That waste has real consequences, particularly when the Government deliberately underfunds other areas. For too long, Fine Gael and Fianna Fáil have failed the children right across this State. One in five children now lives in poverty. That is the Government's record. One in five children now lives in poverty as a result of the Government. There is a surplus of €10 billion this year and there will be one of €5 billion next year. One in five children live in poverty in this State. It is shocking the Government has allowed this to happen. That is more than 200,000 children. It is a national disgrace, and it did not happen by chance. It is happening because of the budgets the Government has introduced in this House, year after year.
We called on the Government to deliver effective measures to tackle child poverty. That means targeted and universal measures. The cost-of-living crisis has brought so many pressures on so many households. Many who never thought they would be in this situation now find themselves there because of the Government. Once again, we see no increase in child benefit rates. There is no increase to child benefits. The child benefit was higher in 2008 than it is today. Talk to any parent and he or she will say it is dearer to raise a child today than it was in 2008. However, there is nothing for child benefit. That means no relief for many families.
We need support for families and this budget should have provided it. We need to make sure that every child sees an improvement in their situation. We called on the Government to increase child benefit by €10 and provide a double payment this year, along with other targeted supports. The Government should have doubled the back to school payments. It should have extended the fuel allowance by nine weeks. That would have given people an extra €297. Instead, the Government has only increased fuel allowance by €5. That is worth just €140, less than half of what is needed.
The Government has increased core social welfare payments by €10 but as I said, that does not even keep up with food inflation. We called on the Government to increase them by €15 to reflect the reality of rising costs.
What the Government should have announced was a conscious decision to deal with the issue of child poverty. However, the reality is - and we will see the statistics in a couple of years, Micheál - that the decision here is a deliberate one to continue to leave children in this State in poverty. That is the reality of it. You can shake your head all you want. You have been the architect of the fact that one in five children is in poverty in this State, Micheál. That is the reality. Above anybody else, you have been the architect of that.

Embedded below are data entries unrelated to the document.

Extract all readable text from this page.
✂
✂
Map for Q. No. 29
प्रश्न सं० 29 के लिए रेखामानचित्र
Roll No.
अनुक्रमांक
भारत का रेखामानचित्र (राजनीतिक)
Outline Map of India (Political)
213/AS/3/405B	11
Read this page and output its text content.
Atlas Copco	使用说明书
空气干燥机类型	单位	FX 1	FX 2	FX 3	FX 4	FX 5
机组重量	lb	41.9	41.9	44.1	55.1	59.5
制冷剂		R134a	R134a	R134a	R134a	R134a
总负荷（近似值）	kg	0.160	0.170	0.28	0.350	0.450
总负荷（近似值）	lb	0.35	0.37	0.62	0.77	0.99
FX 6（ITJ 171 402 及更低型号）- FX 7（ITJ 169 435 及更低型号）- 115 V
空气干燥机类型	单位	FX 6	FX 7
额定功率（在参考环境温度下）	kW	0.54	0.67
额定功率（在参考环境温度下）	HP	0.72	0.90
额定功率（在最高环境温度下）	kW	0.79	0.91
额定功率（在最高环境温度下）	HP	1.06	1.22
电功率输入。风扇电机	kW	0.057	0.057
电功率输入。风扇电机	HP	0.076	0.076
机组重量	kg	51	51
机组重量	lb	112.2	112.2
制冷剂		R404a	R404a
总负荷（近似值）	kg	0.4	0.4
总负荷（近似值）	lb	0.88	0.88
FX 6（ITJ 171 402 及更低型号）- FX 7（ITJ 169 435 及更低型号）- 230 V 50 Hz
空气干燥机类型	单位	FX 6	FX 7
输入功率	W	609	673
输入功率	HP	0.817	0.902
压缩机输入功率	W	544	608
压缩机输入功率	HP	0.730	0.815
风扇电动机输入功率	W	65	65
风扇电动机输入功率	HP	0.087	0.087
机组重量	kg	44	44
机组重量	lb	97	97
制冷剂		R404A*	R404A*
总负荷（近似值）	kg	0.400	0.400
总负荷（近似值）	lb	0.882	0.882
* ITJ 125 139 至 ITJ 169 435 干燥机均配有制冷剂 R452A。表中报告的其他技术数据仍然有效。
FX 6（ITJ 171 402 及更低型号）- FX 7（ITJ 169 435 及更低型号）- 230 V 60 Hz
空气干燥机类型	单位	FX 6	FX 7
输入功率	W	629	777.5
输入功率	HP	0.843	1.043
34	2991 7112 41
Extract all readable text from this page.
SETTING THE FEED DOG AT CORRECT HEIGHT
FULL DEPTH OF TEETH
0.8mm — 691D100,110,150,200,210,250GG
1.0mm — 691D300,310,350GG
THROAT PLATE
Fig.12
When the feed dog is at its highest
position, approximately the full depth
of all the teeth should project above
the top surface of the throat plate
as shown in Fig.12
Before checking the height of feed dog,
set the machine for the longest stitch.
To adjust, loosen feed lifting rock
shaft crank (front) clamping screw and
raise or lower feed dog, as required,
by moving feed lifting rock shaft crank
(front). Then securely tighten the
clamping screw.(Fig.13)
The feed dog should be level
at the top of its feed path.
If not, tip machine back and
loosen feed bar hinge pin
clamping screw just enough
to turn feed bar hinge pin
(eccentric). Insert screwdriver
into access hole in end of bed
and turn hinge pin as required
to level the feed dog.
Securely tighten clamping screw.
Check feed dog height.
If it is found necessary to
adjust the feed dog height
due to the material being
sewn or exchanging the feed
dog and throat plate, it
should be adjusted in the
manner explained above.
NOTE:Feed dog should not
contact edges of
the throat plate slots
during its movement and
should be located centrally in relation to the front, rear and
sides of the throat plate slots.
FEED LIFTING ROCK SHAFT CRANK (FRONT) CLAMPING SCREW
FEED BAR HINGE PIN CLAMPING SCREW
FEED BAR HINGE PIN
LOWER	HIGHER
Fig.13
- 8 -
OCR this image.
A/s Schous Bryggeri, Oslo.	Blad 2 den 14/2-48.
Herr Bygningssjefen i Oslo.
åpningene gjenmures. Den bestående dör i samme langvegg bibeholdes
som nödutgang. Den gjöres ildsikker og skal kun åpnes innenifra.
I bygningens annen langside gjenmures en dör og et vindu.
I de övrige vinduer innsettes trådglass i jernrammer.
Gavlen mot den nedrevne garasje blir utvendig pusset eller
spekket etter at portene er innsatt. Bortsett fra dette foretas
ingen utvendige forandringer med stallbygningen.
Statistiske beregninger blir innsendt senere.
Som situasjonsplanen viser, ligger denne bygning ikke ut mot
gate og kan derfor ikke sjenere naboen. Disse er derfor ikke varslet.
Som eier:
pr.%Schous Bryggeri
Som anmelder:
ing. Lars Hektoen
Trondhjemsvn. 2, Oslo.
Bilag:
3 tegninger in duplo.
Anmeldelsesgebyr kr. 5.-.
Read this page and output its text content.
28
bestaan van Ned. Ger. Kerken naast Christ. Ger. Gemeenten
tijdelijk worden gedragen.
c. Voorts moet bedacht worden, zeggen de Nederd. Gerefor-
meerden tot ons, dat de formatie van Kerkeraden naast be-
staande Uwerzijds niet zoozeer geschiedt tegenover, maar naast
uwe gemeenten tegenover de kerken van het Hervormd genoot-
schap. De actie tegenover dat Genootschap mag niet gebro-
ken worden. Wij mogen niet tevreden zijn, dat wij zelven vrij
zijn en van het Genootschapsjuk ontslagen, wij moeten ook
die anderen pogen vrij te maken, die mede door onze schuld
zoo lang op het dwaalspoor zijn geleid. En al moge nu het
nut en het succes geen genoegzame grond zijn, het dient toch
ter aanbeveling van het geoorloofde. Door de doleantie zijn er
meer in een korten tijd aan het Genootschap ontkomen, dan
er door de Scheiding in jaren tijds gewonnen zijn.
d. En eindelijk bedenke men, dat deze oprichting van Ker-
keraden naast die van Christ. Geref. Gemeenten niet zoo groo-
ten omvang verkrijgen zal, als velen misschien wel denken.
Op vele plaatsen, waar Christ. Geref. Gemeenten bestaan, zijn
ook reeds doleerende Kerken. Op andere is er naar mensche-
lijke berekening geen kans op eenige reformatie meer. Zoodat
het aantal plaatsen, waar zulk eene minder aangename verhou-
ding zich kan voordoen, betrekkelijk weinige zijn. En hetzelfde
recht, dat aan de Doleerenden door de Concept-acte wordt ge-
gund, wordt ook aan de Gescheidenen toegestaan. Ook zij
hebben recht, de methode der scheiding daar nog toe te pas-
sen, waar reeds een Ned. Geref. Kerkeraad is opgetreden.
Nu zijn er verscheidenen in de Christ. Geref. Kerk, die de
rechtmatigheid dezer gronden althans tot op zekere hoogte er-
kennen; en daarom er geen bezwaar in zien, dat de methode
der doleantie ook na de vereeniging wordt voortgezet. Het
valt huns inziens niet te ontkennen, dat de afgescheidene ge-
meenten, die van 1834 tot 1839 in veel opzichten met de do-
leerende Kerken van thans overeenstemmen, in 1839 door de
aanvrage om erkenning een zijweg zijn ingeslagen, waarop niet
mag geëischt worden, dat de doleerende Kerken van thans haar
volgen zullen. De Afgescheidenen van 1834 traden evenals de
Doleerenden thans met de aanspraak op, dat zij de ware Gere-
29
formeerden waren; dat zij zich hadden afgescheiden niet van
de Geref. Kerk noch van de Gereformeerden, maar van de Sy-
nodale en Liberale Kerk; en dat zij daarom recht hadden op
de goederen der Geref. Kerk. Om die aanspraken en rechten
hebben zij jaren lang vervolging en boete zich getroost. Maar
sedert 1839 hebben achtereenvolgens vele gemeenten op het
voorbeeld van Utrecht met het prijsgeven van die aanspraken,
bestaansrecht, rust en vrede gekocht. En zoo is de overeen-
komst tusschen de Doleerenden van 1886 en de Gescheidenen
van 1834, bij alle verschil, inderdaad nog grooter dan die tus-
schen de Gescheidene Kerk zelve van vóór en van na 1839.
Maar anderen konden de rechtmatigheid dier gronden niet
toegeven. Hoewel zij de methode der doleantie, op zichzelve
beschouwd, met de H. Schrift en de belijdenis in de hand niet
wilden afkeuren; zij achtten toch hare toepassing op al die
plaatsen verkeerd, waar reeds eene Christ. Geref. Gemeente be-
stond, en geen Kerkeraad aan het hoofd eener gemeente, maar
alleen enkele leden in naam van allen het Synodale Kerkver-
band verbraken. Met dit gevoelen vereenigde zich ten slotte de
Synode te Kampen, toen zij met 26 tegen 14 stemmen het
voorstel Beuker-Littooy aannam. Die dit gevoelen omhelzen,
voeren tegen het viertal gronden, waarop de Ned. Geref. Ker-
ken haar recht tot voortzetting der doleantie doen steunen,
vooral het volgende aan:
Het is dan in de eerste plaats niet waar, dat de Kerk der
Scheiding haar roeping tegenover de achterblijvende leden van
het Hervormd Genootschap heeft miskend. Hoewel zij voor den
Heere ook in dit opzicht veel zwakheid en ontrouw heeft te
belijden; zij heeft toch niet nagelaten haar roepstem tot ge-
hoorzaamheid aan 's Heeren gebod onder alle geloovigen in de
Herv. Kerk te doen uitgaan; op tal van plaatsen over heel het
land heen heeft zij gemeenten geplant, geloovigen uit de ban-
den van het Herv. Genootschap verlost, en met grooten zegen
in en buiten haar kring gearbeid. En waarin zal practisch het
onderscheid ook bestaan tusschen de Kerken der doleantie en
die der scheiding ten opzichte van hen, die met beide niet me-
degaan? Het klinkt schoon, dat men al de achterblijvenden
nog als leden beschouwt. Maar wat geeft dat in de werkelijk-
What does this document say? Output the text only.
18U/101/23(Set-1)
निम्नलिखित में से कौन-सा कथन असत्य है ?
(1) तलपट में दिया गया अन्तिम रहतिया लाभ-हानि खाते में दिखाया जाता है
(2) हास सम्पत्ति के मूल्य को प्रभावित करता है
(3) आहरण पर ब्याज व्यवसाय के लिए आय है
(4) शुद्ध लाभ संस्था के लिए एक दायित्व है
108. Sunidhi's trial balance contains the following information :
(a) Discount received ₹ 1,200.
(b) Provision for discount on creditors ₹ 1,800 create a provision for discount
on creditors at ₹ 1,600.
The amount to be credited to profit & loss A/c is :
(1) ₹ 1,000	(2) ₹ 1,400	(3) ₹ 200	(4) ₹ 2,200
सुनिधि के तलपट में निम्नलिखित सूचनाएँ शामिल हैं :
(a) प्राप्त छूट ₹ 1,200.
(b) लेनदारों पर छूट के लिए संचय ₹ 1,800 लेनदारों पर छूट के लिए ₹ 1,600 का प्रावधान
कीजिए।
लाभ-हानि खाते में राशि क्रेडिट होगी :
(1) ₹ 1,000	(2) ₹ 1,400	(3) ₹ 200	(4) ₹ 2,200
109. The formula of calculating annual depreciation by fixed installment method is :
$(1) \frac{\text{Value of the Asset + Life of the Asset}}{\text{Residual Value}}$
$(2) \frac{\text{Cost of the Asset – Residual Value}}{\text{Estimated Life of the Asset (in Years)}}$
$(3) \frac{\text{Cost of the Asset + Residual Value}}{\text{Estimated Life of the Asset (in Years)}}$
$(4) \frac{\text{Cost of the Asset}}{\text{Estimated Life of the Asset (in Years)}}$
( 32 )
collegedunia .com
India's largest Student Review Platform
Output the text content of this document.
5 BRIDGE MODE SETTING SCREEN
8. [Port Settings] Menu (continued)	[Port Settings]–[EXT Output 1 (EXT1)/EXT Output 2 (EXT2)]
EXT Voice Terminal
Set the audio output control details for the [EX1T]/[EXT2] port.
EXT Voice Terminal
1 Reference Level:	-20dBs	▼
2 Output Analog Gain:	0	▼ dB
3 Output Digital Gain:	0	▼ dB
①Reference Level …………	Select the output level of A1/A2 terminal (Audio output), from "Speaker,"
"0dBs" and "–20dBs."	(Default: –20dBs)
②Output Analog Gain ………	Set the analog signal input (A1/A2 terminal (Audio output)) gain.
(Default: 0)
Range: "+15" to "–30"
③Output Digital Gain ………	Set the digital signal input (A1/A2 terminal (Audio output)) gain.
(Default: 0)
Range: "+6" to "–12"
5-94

Fianna Fáil and Fine Gael committed to cap childcare costs. Remember that one, Simon. That was the policy that you copied from Sinn Féin and you are welcome to it but we want to see it implemented. Before the election, Simon Harris said that he would produce a roadmap within the first 100 days and that it was a priority for his Government. The 100 days came and went, 200 days came and went but still no roadmap. He said earlier this year "Reducing the cost of childcare is a priority for me and I can tell you as leader of Fine Gael we will make real progress on the cost of childcare in this budget". Where is it? There is no reduction in the cost of childcare for people in this budget. Where is the progress on the €200 a month, Simon? Instead of delivering a cap of €200 a month, what you have delivered is a cap of €200 per week. That is what you have delivered, Simon.